In questo lavoro di espansione a fissione controllata dell’universo del senso la conoscenza scientifica svolge, nella cultura contemporanea, un ruolo imprescindibile: nessun dialogo sul senso del mondo sarà più possibile se non saprà fare i conti con il possibile della scienza, e ciò vale anche per il paesaggio: oggi noi qui non potremmo neppure cominciare un dialogo sul senso del paesaggio se non avessimo quella base culturale comune che ci deriva dalla Geo-grafia. Dunque è di lì che dobbiamo partire alla ricerca del senso del paesaggio.
Non è mia intenzione tentare una panoramica dello stato dell’arte delle varie geo-grafie, in primo luogo perché non ne sarei in grado, secondariamente perché è altro il problema su cui mi preme portare l’attenzione. Brevemente però vorrei osservare che la conoscenza scientifica in campo ambientale sta vivendo una stagione di vera e propria esplosione: un po’ a tutti i livelli si conducono ricerche, si costituiscono banche dati (la più moderna forma di memoria artificiale), si elaborano teorie, metodi e tecniche sempre più sofisticati e probabilmente questo è solo l’inizio di un’epoca che sa di non poter fare a meno di una conoscenza scientifica sempre più perfezionata dei processi che governano lo stato dell’ecosfera e di una tecnologia in grado di intervenire efficacemente su tali processi. Peraltro, quanto più rapido è lo sviluppo delle conoscenze tanto più rapido è il loro processo di obsolescenza: la nostra natura semiotica ci condanna al senso e alla sua provvisorietà.
Probabilmente il paradigma della complessità, che anche per la sua relativa novità ci affascina più di altri, è destinato ad avere riflessi, a provocare qualche ristrutturazione anche all’interno dell’universo semantico delle geo-grafie e, a seguito di queste ristrutturazioni, certi contenuti potranno essere messi in crisi e sostituiti da altri ritenuti più aderenti a quello che ci pare essere il senso del mondo.

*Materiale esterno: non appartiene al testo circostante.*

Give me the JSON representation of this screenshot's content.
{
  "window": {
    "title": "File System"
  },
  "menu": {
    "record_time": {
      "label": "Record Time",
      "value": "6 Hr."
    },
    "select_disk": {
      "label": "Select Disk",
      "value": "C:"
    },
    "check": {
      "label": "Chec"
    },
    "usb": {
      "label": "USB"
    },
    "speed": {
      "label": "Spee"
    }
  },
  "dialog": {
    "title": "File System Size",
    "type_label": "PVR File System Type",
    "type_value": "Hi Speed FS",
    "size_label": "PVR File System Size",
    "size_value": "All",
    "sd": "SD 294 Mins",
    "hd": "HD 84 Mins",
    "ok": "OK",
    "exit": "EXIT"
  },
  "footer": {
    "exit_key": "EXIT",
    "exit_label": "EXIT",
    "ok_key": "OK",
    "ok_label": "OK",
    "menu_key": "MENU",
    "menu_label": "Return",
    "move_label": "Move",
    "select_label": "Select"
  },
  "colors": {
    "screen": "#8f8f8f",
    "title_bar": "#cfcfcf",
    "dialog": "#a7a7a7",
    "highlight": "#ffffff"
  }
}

D’altra parte è proprio questo il processo di metamorfosi della conoscenza e mai come oggi questo processo si va accelerando.
Ecco dunque una parte fondamentale del senso del mondo e di ciò che provvisoriamente possiamo chiamare “paesaggio” e, visto che la ricerca scientifica è anche quella che conduce alla forma di conoscenza più perfetta, potremmo dire che il paesaggio scientifico delle geo-grafie è sinonimo di paesaggio cognitivamente perfetto; dando per scontato che, non essendo alla nostra portata la perfezione eterna, la perfezione che possiamo permetterci è solo quella effimera che riesce ad assaporare il successo di una stagione.
Il paesaggio geografico è dunque affetto da una polisemia in continua espansione a causa della crescente segmentazione e specializzazione del sapere, la quale richiede che l’unità del sapere venga ritrovata a nuovi livelli e alla luce di nuovi paradigmi; essa è, per ciò stesso, anche una forma di polisemia contraddistinta da un crescente grado di provvisorietà.
Vi è però un dato di fondo che accomuna le varie geografie e che ritroviamo nei loro atlanti, cioè nelle rappresentazioni che esse ci forniscono dei loro paesaggi. Quest’idea centrale è che “il tutto è connesso al tutto” e che “ogni cosa è parte di un sistema di sistemi”. Poi quale debba essere il modello di “sistema” è anch’esso definito solo provvisoriamente, così come è in continua discussione il modo di applicare questo modello a ciascuno degli aspetti del mondo, al modo in cui segmentarlo e pertinentizzarlo per farlo diventare sistema. Ma vi è pur sempre questa convinzione di fondo che accomuna le varie discipline scientifiche, per cui la realtà è un sistema di sistemi di cui il soggetto conoscente è parte integrante. Che poi questo modello sia una proprietà ontologica dell’Essere o sia semplicemente il modo più efficace per organizzare il senso che attribuiamo all’Essere è questione che possiamo lasciare agli appassionati di metafisica.
Detto questo, essendo noi animali sociali (come molti altri) dobbiamo accordarci sulle configurazioni del sistema e sulle sue leggi e ciò richiede negoziazione: pare cioè che la scoperta del sistema non possa avvenire se non come scoperta della comunità e se non sotto forma di cultura socialmente approvata e condivisa.
Vi è poi un altro aspetto che accomuna le varie discipline geo-grafiche: ciascuna di esse si occupa di un ben delimitato segmento dell’Universo Semantico Globale, sul quale esercita una sorta di dominio cognitivo e del cui arricchimento è responsabile. Condividere l’idea che l’universo sia un sistema di sistemi e occuparsi di un ben delimitato sistema aperto al resto dell’universo paiono costituire requisiti indispensabili per essere ammessi nel Consesso delle Discipline Geo-grafiche.
Di questo paesaggio polidisciplinare non possiamo fare a meno, sempre che non si voglia ripiombare in una cultura che non ci appartiene più e che può interessarci solo per capire ciò che siamo stati e da dove veniamo. Di questo paesaggio non possiamo fare a meno se vogliamo con successo modificare il paesaggio esistente in un paesaggio possibile e desiderabile: non vi è progetto di cambiamento che possa prescindere dal significato del paesaggio geo-grafico, perché esso è il significato che è stato costruito nel modo più efficiente per guidare l’azione pratica del nostro rapporto con il mondo.
Sorge però un interrogativo: il paesaggio geo-grafico esaurisce il senso possibile del paesaggio? O al di là del senso del paesaggio geografico ne esiste uno ulteriore, che non troviamo scritto e rappresentato nei suoi atlanti? Il problema è di capire che cosa si tralascia nel momento in cui ci si limita al senso cognitivamente perfetto delle geo-grafie, che guardano al mondo delle cose come ad un complesso sistema di sistemi.